India falls short of the WHO recommended rate of 3 nurses per 1,000 population, they said, emphasizing that the country needs 4.3 million more nurses by 2024 to satisfy WHO standards..

Dr. T Dileep Kumar, president of the India Nursing Council, stated that the government should establish more nursing job openings.

“A lot of additional roles must be created, and the government has mandated 55% more than the sanctioned strength that must be formed,” he told PTI.

According to Roy K George, president of The Nurses Association Of India, there is a scarcity of nurses because many of them are leaving abroad for better-paying jobs.

“We have a scarcity of nurses, yet many are migrating abroad due to a lack of employment in India.  There is also a scarcity in the private sector. So there is a dearth of opportunities, a shortage of excellent, satisfactory positions available… the private sector pays very little.

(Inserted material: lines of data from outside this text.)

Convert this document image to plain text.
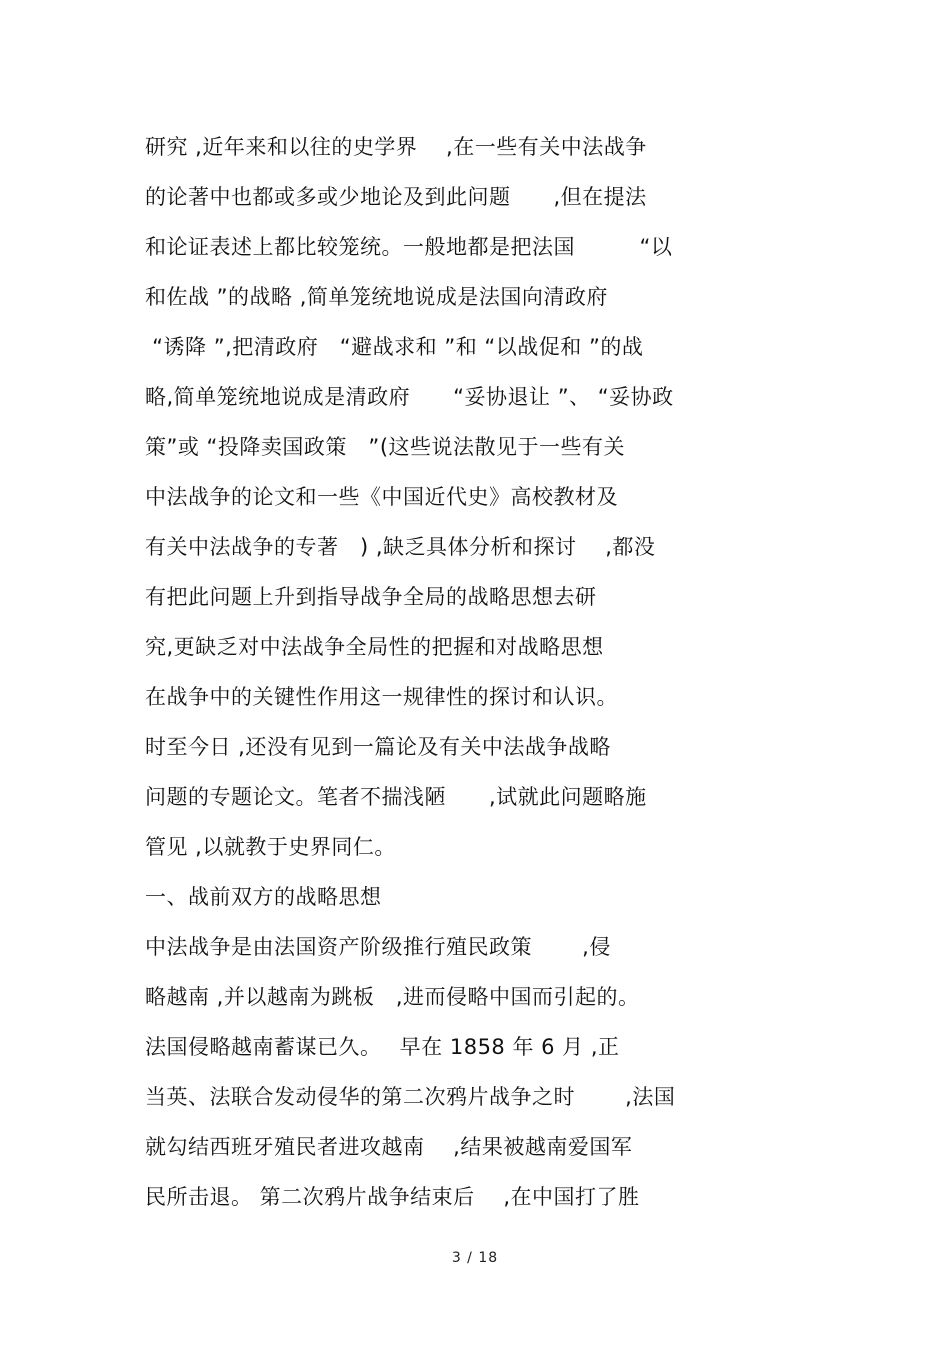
研究 ,近年来和以往的史学界　 ,在一些有关中法战争
的论著中也都或多或少地论及到此问题　　,但在提法
和论证表述上都比较笼统。一般地都是把法国　　　“以
和佐战 ”的战略 ,简单笼统地说成是法国向清政府
“诱降 ”,把清政府　“避战求和 ”和 “以战促和 ”的战
略,简单笼统地说成是清政府　　“妥协退让 ”、 “妥协政
策”或 “投降卖国政策　”(这些说法散见于一些有关
中法战争的论文和一些《中国近代史》高校教材及
有关中法战争的专著　) ,缺乏具体分析和探讨　 ,都没
有把此问题上升到指导战争全局的战略思想去研
究,更缺乏对中法战争全局性的把握和对战略思想
在战争中的关键性作用这一规律性的探讨和认识。
时至今日 ,还没有见到一篇论及有关中法战争战略
问题的专题论文。笔者不揣浅陋　　,试就此问题略施
管见 ,以就教于史界同仁。
一、战前双方的战略思想
中法战争是由法国资产阶级推行殖民政策　　 ,侵
略越南 ,并以越南为跳板　,进而侵略中国而引起的。
法国侵略越南蓄谋已久。　 早在 1858 年 6 月 ,正
当英、法联合发动侵华的第二次鸦片战争之时　　 ,法国
就勾结西班牙殖民者进攻越南　 ,结果被越南爱国军
民所击退。 第二次鸦片战争结束后　 ,在中国打了胜
3 / 18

In the long term, these characteristics will dissuade people from entering the profession,” he said.

According to Bulbul Sood, Senior Strategic Advisor at Jhpiego India, there is a need to focus on enough staffing and the creation of a managerial post.

According to GK Khurana, secretary-general of the All India Government Nurses Federation, nurses and midwives are the unwavering pillars on which India’s healthcare system is built.

“Despite their evident significance and contribution, they are sometimes dismissed as insignificant, selfless angels who shoulder the entire weight with no assistance and dignity,” she said.

These organizations also started the #NurseMidwife4Change campaign, which was created by and for Indian nurses and midwives. Its goal is to raise awareness about their genuine profile, status, and contribution to the country by highlighting the various roles they perform as educators, service providers, specialists, and leaders.

According to Khurana, the campaign will emphasize some of the important concerns confronting this critical workforce, such as working conditions, salary, and social image, as well as global and national recommendations for the general growth and development of this professional cadre.

New Delhi, India- In light of the ongoing pandemic and the potential for another wave to spread across the globe, the ‘Think Change Forum’ (TCF), a think tank dedicated to finding answers and solutions on critical issues in the post-Covid era today, hosted a debate among nursing and midwifery experts from across the country to discuss issues plaguing the nursing sector. …

Country will pursue the same nursing course and will initiate with solely a BSC. Nursing course learners can take a career as a nurse.